Tarihsicilik ve Kader Efsanesi


Bölüm 1

Siyasete karşı gerçekten bilimsel, yahut felsefi bir tutumun ve genel olarak toplumsal yaşamı derinlemesine bir anlayışın, insanlık tarihi üstünde inceden inceye düşünmeye ve yorum yapmaya dayanmak zorunda olduğu inancı pek yaygındır. Alelade insanın kendi hayatının kuruluşunu ve kişisel tecrübeleriyle küçük mücadelelerinin önemini tartışmasız kabul edivermesine karşılık, toplum bilimcisinin ya da filozofun bu gibi şeylere daha yüksek bir düzeyden bakması gerektiği söylenir. O, insanlığın genel gelişimi içinde bireyi hayli önemsiz bir araç, bir satranç piyonu diye görecektir. Ve, Tarihin Sahnesinde gerçekten önemli aktörlerin ya Büyük Milletler ve onların Büyük Önderleri, ya da belki Büyük Sınıflar, yahut Büyük Düşünceler olduğunu keşfedecektir. Bu, her nasıl oluyorsa, Tarihin Sahnesinde oynanan temsilin anlamını kavramaya, tarihsel gelişimin yasalarını anlamaya çalışacaktır. Eğer bunda başarıya ulaşırsa, şüphesiz, gelecekteki gelişmeleri de önceden kestirebilecektir. Ondan sonra siyaseti sağlam bir temele oturtacak ve hangi siyasal etkinlikleri başarılı, hangilerinin başarısız olacaklarının olasılığını söyleyerek bize pratik öğüt verecektir. 

Bu, benim tarihsicilik dediğim tutumun kısa bir anlatımıdır. Tarihsicilik eski bir düşüncedir, ya da daha doğrusu, gevşekçe birleştirilmiş bir düşünceler topluluğudur; ne yazık ki, bizim manevi atmosferimizin, çoğucası tartışmasız kabul edilecek ve hakkında hemen hiç şüphe beslenmeyecek kadar bütünlenmiş bir parçası olmuştur.

Tarihsicilik:
 Tarih biliminin kendine ait karşı konulmaz kanunlar çerçevesinde ve düz bir çizgi halinde geliştiği bu kanunların keşfiyle geleceğin bugünden kurulabileceği ve sosyal bilimlerin görevinin bu olduğu fikrini savunan felsefi akıma verilen isimdir.

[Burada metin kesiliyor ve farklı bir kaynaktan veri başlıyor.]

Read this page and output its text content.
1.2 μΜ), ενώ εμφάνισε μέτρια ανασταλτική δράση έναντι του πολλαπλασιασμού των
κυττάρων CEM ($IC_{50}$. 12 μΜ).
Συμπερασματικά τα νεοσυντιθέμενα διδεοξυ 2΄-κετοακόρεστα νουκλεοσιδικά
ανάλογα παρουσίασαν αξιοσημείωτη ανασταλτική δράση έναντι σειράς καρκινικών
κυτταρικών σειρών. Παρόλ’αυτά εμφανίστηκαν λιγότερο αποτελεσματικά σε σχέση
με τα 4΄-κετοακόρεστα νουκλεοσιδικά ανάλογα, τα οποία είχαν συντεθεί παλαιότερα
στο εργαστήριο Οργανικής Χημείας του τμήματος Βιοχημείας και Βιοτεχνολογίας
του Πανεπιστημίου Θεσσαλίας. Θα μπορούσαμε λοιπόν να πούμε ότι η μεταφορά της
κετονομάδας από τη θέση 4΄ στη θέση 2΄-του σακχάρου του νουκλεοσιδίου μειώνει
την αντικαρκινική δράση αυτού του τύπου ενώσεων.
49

Bir başka yerde, toplum bilimlerine tarihsici yaklaşımın yoksul sonuçları verdiğini göstermeye çalıştım. Daha iyi sonuçlar verebileceğine inandığım bir başka metodu da özetle belirtmeyi denedim.

Fakat, eğer tarihsicilik değersiz sonuçlar üreten sakat bir yöntemse, onun nasıl ortaya çıktığını ve kendisini bu kadar başarılı olarak nasıl yerleştirdiğini görmek yararlı olabilir. Bu amaçla girişilen tarihsel bir araştırma, aynı zamanda, ana tarihsici öğretinin -yani, tarihin belirli tarihsel ya da evrimsel yasalar tarafından yönetildiği ve bunları keşfetmekle insanın kaderi hakkında kehanette bulunabileceğimiz yolundaki doktrinin çevresinde zamanla birikmiş çeşitli düşünceleri çözümlemeye yarayabilir. 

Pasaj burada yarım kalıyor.